Findbuch digitalisieren und Volltexterkennung durchführen
Im FDMLab wollen wir das Findbuch „Fürstlich Thurn und Taxissches Archiv Obermarchtal Grafschaft Friedberg-Scheer“1 bearbeiten, das 1.517 Urkunden des 14. bis 19. Jahrhunderts enthält. Das Findbuch wurde im Vorfeld digitalisiert und es wurde eine Volltexterkennung mittels OCR durchgeführt. Das Ergebnis hat das FDMLab in Form einer docx-Datei erhalten.
Extraktion der Erschließungsdaten
Ziel ist es nun, die Daten in ein maschinenlesbares Format umzuwandeln, das wir später in unser AFIS importieren können. Hierfür wandeln wir die Datei in eine txt-Datei um.
Die docx-Datei ist aus zwei Gründen nicht für die weitere automatische Verarbeitung der Daten geeignet:
- Word verwendet schwebende Felder, um manchen Text so zu platzieren, wie er vermeintlich im Original vorlag. Diese Felder müssen in der Struktur des XML-Dokuments erstmal gefunden und dann deren Position im Text separat berechnet werden. Daher ist es einfacher, mit dem Reintext zu arbeiten, in dem der Text schon “richtig” formatiert ist.
- Word hat einige Findbuchnummern und Datumsangaben als Aufzählfelder deklariert. Eine manuelle Korrektur oder Veränderung eines solchen Feldes (z.B. wegen OCR oder Layoutproblemen) kann unerwartete Seiteneffekte haben. Beispielsweise wird in so einem Fall beim Einfügen einer Leerzeile von Word automatisch eine Findbuchnummer mehrere Seiten später hochgezählt.
Es hat sich bewährt, eine Ausgabe des analogen Findbuchs stets zur Hand zu haben, um
- fehlende/fehlerhafte Abschnitte korrigieren zu können,
- Kürzel verstehen und auflösen zu können,
- Validitätschecks (Anzahl Einträge, …) durchführen zu können.
Aus der txt-Datei können mit Verfahren der automatischen Textextraktion die verschiedenen Findbucheinträge aus dem Gesamtdokument separiert und die einzelnen Erschließungsdaten wie Titel, Datierung, Signatur etc. extrahiert werden. Die extrahierten Daten werden in eine csv-Datei geschrieben, da sich das csv-Format für den Import in das AFIS eignet.

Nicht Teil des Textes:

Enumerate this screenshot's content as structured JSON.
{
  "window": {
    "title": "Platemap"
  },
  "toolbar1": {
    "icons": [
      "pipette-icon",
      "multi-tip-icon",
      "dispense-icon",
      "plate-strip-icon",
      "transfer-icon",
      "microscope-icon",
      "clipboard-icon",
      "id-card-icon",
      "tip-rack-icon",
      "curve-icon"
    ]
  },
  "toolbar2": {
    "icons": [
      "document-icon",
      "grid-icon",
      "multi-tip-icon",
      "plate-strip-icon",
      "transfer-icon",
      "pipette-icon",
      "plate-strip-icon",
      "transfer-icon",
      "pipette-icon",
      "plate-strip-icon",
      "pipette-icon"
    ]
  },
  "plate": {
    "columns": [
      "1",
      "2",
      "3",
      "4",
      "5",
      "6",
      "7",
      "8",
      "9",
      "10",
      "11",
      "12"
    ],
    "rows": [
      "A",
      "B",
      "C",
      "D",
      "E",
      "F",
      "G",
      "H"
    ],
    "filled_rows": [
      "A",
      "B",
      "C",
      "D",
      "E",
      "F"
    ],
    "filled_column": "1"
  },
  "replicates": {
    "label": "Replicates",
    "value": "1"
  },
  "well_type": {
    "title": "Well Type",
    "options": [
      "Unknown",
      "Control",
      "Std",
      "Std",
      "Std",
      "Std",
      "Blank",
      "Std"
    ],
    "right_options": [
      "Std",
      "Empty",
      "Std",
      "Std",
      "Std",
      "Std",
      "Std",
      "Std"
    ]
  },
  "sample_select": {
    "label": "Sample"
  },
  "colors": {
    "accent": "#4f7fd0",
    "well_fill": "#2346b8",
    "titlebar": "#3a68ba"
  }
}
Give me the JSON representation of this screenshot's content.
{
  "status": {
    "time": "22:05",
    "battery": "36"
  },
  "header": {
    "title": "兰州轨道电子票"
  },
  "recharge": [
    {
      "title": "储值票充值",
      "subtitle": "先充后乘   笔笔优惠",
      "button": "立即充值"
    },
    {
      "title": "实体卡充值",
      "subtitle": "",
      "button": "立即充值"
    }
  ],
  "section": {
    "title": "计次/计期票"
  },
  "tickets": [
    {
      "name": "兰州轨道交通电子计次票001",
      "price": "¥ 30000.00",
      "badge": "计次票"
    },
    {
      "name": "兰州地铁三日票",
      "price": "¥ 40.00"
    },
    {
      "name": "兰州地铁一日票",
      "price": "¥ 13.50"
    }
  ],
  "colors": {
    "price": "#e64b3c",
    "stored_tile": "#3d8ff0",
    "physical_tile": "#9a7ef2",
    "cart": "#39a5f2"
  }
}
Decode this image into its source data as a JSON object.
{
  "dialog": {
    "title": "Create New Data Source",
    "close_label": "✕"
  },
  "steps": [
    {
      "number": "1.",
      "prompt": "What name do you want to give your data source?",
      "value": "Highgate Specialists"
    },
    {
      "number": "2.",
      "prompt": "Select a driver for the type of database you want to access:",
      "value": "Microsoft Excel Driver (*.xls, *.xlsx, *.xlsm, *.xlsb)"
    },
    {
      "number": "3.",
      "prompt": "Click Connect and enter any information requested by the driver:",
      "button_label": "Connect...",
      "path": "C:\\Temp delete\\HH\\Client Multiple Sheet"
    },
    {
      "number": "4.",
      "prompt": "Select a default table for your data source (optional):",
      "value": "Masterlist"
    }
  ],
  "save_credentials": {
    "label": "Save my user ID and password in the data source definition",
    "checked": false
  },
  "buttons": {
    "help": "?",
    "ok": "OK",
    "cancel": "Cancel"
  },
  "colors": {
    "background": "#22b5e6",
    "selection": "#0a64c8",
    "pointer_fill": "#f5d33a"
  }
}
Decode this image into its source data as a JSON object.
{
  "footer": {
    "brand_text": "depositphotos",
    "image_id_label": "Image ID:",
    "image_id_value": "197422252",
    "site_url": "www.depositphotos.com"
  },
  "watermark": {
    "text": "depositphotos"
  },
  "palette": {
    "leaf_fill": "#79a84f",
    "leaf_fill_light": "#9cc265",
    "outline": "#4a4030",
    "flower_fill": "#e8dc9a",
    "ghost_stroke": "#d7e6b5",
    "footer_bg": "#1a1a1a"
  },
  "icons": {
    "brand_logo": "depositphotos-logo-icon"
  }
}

In diesem Projekt haben wir ausschließlich sogenannte reguläre Ausdrücke verwendet, um Muster zur Datenextraktion zu definieren.
Mit dem regulären Ausdruck \d{4}(-\d{2}){0,2}
lässt sich zum Beispiel ein Datum in der Form 2020
, 2020-03
oder 2020-03-28
erkennen.
Auf Details werden wir in separaten Artikeln nochmal eingehen.
Import der Erschließungsdaten ins AFIS
Die csv-Datei enthält die Erschließungsdaten in einem strukturierten, maschinenlesbaren Format. Sie kann mit einem Übernahmeassistenten verarbeitet werden, der einen automatischen Import der Daten in das AFIS ermöglicht.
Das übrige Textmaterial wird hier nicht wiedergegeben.